ABD’nin İran’ı hedef alan maksimum baskı politikasının bölgesel ayağını Suudi Arabistan üstlendi. Riyad yönetimi sahip olduğu medya üzerinden, İran’a yönelik “nokta operasyon” mesajı verirken öte yandan bölge ülkelerini İran’a karşı ortak cephede birleştirmeye çabalıyor.
Bu çerçevede Suudi Arabistan Kralı Selman bin Abdulaziz’in Körfez İşbirliği Konseyi (KİK) ve Arap Birliği üyesi ülkelerin liderlerini, Mekke şehrinde 30 Mayıs’ta düzenlenmesi planlanan iki olağanüstü zirveye davet ettiği bildirildi. Mekke’de çifte zirve davetinin Şark’ül Avsat gazetesinin Körfez ülkelerinin “ABD askeri güçlerinin kendi topraklarına konuşlanma talebine” onay verdiğine ilişkin haberinden hemen sonra gelmesi dikkat çekti.
SALDIRILAR SONRASI KARAR ALINDI
Suudi Arabistan resmi haber ajansı SPA’ya konuşan bir yetkili, Kral Selman’ın KİK ve Arap Birliği ülkeleriyle bölgede güvenlik ve istikrarın güçlendirilmesine ilişkin istişare ve koordinasyon kurmak istediğine işaret etti. Suudi Arabistan’da geçen salı iki petrol pompa istasyonuna “drone” saldırısı düzenlenmesi ve geçen pazar 2’si Suudi Arabistan’a ait 4 ticari geminin Birleşik Arap Emirlikleri (BAE) kara suları yakınlarında sabotaja uğramasının ardından söz konusu zirvelerin düzenlenmesinin kararlaştırıldığı kaydedildi. Kralı Selman’ın oğlu Savunma Bakan Vekili Prens Halid bin Selman saldırılardan İran’ı sorumlu tutmuştu.

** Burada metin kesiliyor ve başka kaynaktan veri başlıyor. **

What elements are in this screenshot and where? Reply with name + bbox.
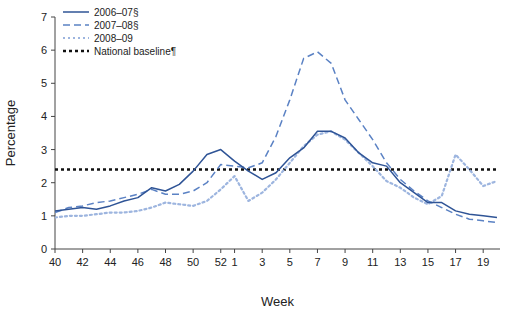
x-tick xyxy=(483,249,484,253)
x-tick-label: 42 xyxy=(77,256,89,268)
x-tick xyxy=(165,249,166,253)
x-tick-label: 44 xyxy=(104,256,116,268)
legend-swatch xyxy=(63,50,89,53)
x-tick xyxy=(372,249,373,253)
x-tick xyxy=(427,249,428,253)
legend-label: 2008–09 xyxy=(94,33,133,44)
x-tick xyxy=(400,249,401,253)
legend-label: National baseline¶ xyxy=(94,46,176,57)
legend-swatch xyxy=(63,11,89,13)
x-axis xyxy=(55,249,500,250)
x-tick xyxy=(234,249,235,253)
x-tick-label: 19 xyxy=(477,256,489,268)
y-tick-label: 3 xyxy=(41,144,47,156)
x-tick xyxy=(455,249,456,253)
y-tick-label: 7 xyxy=(41,11,47,23)
series-line xyxy=(55,131,497,217)
legend-label: 2007–08§ xyxy=(94,20,139,31)
x-tick xyxy=(55,249,56,253)
y-tick xyxy=(51,215,55,216)
y-tick xyxy=(51,116,55,117)
x-axis-label: Week xyxy=(261,294,294,309)
x-tick xyxy=(289,249,290,253)
series-line xyxy=(55,168,497,171)
y-tick-label: 0 xyxy=(41,243,47,255)
y-tick xyxy=(51,17,55,18)
x-tick-label: 7 xyxy=(314,256,320,268)
legend-swatch xyxy=(63,37,89,39)
x-tick-label: 3 xyxy=(259,256,265,268)
x-tick xyxy=(220,249,221,253)
x-tick-label: 46 xyxy=(132,256,144,268)
legend-swatch xyxy=(63,24,89,26)
x-tick-label: 48 xyxy=(159,256,171,268)
x-tick xyxy=(110,249,111,253)
y-axis-label: Percentage xyxy=(3,100,18,167)
x-tick xyxy=(193,249,194,253)
series-line xyxy=(55,131,497,217)
y-axis xyxy=(55,17,56,249)
y-tick xyxy=(51,149,55,150)
plot-lines xyxy=(55,52,497,223)
x-tick-label: 1 xyxy=(232,256,238,268)
y-tick-label: 1 xyxy=(41,210,47,222)
y-tick xyxy=(51,249,55,250)
y-tick xyxy=(51,50,55,51)
legend: 2006–07§ 2007–08§ 2008–09 National baseline… xyxy=(63,7,176,57)
y-tick-label: 4 xyxy=(41,110,47,122)
y-tick-label: 5 xyxy=(41,77,47,89)
x-tick xyxy=(137,249,138,253)
y-tick-label: 6 xyxy=(41,44,47,56)
x-tick-label: 40 xyxy=(49,256,61,268)
x-tick-label: 17 xyxy=(449,256,461,268)
x-tick xyxy=(82,249,83,253)
y-tick xyxy=(51,182,55,183)
x-tick-label: 9 xyxy=(342,256,348,268)
x-tick-label: 15 xyxy=(422,256,434,268)
x-tick-label: 13 xyxy=(394,256,406,268)
chart: 0123456740424446485052135791113151719Wee… xyxy=(0,0,517,319)
x-tick xyxy=(317,249,318,253)
legend-label: 2006–07§ xyxy=(94,7,139,18)
x-tick xyxy=(345,249,346,253)
y-tick-label: 2 xyxy=(41,177,47,189)
x-tick-label: 52 xyxy=(215,256,227,268)
x-tick-label: 11 xyxy=(367,256,378,268)
y-tick xyxy=(51,83,55,84)
series-line xyxy=(55,52,497,223)
x-tick-label: 50 xyxy=(187,256,199,268)
x-tick-label: 5 xyxy=(287,256,293,268)
x-tick xyxy=(262,249,263,253)
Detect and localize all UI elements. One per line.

“İRAN’I ENGELLEYİN” ÇAĞRISI
Suudi Arabistan’ın Dış İlişkilerden Sorumlu Devlet Bakanı Adil el-Cubeyr de dün yaptığı bir açıklamayla İran’ı hedef aldı. Cubeyr, İran’ı bölgeyi istikrarsızlaştırmakla suçladı ve uluslararası topluma İran’ın bölgede bu yönde sürdürdüğü faaliyetlerini engelleme çağrısında bulundu. Cubeyr, Suudi petrol tankerlerine “sabotaj” düzenlenmesi sonrası bölgede savaş istemediklerini ancak taraflar savaşı seçerse de “tüm güçleriyle” yanıt vermeye hazır olduklarını açıkladı.
MESAJ KAYGISI MI?
30 Mayıs’taki çifte zirvenin, Mekke’de 31 Mayıs-1 Haziran tarihlerinde yapılacak 14. Dönem İslam Zirvesi’nden hemen önce düzenlenmesi Suudi Arabistan’ın mesaj verme kaygısı olarak değerlendirildi. Suud yönetiminin 3 zirveyi ard arda düzenleyerek, Washington’a “İslam dünyası emrimde” algısını vermek ve İran’a karşı ortak cephenin liderliğine soyunmayı hedeflediği belirtiliyor.